Final Self-Assessment

Kailey Houck
2 min readDec 3, 2020

Before taking this class, I was interested in both philosophy and the legal field. I am a philosophy major and am planning on attending law school following my graduation. However, I had never thought about how the two could overlap. This class taught me how to consider the legal field and legal issues from a philosophical standpoint.

When first looking at the syllabus in the beginning of the semester, seeing all the Latin legal jargon was intimidating. I had little to no experience with the meanings of those terms and was concerned that they were going to be the main topics of discussion. After adapting to the format of the class the next couple weeks, I felt more confident with my new knowledge about the module topics. Our first module topic that was ‘legal jargon’ was actus reus, and at that point I was comfortable with letting the readings and class discussion contribute to my understanding. I now know what actus reus is (which would be the “guilty act”, as opposed to mens rea being the “guilty mind”), but also the more advanced arguments surrounding the Latin jargon. This formulated a deeper understanding of common controversies in the legal field.

The principles and Latin jargon we covered in the beginning of the semester certainly served as the foundation for the more complex module topics that took place at the end of the semester. I especially enjoyed talking about the different kinds of punishment. In previous law and legal issues classes I’ve taken, we only covered retributive versus rehabilitative punishment as definitions. This class fostered a more intense discussion about the arguments for and against each type of punishment, something I found so interesting I want to continue the research in order to write my final paper on the topic.

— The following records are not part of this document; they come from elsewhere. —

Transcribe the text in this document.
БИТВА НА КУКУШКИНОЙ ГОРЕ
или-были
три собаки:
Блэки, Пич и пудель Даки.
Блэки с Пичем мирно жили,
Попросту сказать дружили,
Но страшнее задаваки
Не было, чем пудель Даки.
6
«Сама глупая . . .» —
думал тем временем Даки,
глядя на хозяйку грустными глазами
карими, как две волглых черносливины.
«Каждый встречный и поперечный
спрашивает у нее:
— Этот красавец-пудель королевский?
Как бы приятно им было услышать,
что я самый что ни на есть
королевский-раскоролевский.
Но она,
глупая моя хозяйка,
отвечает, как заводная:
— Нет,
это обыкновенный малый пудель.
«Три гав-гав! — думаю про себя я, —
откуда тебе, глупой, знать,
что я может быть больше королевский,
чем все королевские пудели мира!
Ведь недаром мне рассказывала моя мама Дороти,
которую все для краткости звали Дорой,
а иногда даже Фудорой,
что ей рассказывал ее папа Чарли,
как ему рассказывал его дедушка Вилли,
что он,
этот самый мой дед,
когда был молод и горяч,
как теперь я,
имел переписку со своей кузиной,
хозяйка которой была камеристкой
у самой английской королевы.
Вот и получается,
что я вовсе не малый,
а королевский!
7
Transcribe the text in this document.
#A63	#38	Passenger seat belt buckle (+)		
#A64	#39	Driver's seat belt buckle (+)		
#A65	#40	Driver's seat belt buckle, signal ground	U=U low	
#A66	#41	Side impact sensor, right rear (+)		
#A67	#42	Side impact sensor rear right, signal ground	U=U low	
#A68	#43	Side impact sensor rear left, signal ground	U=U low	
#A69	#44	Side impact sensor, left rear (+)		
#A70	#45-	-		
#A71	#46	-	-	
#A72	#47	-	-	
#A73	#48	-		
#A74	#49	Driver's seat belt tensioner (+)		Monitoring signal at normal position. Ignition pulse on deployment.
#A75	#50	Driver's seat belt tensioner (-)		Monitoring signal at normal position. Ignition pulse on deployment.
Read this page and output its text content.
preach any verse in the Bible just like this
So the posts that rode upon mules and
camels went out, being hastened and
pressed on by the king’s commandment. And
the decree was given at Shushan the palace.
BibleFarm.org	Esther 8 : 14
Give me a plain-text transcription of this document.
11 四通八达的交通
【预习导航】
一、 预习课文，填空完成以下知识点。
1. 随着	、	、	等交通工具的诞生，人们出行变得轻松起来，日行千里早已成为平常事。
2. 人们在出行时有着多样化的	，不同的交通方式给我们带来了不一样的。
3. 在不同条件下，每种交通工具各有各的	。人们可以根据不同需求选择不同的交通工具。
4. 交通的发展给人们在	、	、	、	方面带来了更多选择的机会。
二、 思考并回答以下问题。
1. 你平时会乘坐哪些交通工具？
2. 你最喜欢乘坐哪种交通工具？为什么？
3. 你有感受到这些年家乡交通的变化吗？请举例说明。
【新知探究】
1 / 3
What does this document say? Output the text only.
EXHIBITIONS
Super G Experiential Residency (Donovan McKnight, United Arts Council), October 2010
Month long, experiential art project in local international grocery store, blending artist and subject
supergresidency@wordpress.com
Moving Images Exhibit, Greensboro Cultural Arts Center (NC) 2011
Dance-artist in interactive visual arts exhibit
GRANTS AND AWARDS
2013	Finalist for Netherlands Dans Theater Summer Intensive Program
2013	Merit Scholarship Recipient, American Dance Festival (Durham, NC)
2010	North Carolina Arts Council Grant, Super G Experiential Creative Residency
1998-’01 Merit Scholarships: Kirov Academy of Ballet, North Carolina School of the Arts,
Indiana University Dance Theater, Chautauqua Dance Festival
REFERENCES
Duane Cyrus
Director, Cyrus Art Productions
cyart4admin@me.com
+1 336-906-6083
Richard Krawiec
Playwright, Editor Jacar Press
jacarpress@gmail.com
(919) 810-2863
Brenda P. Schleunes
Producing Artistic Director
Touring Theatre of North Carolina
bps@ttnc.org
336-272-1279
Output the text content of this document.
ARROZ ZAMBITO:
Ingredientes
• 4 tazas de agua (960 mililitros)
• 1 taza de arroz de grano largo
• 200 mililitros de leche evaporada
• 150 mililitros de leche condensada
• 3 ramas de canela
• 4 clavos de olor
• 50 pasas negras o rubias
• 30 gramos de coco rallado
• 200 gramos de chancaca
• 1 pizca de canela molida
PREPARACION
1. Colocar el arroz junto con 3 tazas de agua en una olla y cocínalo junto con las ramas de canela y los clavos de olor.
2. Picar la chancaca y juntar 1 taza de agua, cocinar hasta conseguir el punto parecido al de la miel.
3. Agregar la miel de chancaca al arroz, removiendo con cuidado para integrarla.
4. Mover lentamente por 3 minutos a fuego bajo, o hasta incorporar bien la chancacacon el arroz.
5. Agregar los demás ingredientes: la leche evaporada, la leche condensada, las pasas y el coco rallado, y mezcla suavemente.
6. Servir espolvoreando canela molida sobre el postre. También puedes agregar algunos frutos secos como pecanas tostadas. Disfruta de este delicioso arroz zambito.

I think which articles peaked my interest certainly correlate to what I believe is my most and least successful Medium post. The Medium posts that involved Latin legal jargon — such as my piece on Yaffe’s mens rea article — were the most successful. In addition, I think the posts where I engaged more with the readings were more successful. The focused summaries I completed in the beginning of the semester I am least proud of, but I particularly enjoyed doing Critical Applications and Critical Engagements and I believe are my most successful.

I feel more confident pursuing law school after this class. I think I will more easily adjust to the difficult topics and discussions had in law school with this foundational knowledge. In addition, I am happy that two of my academic interests were able to overlap.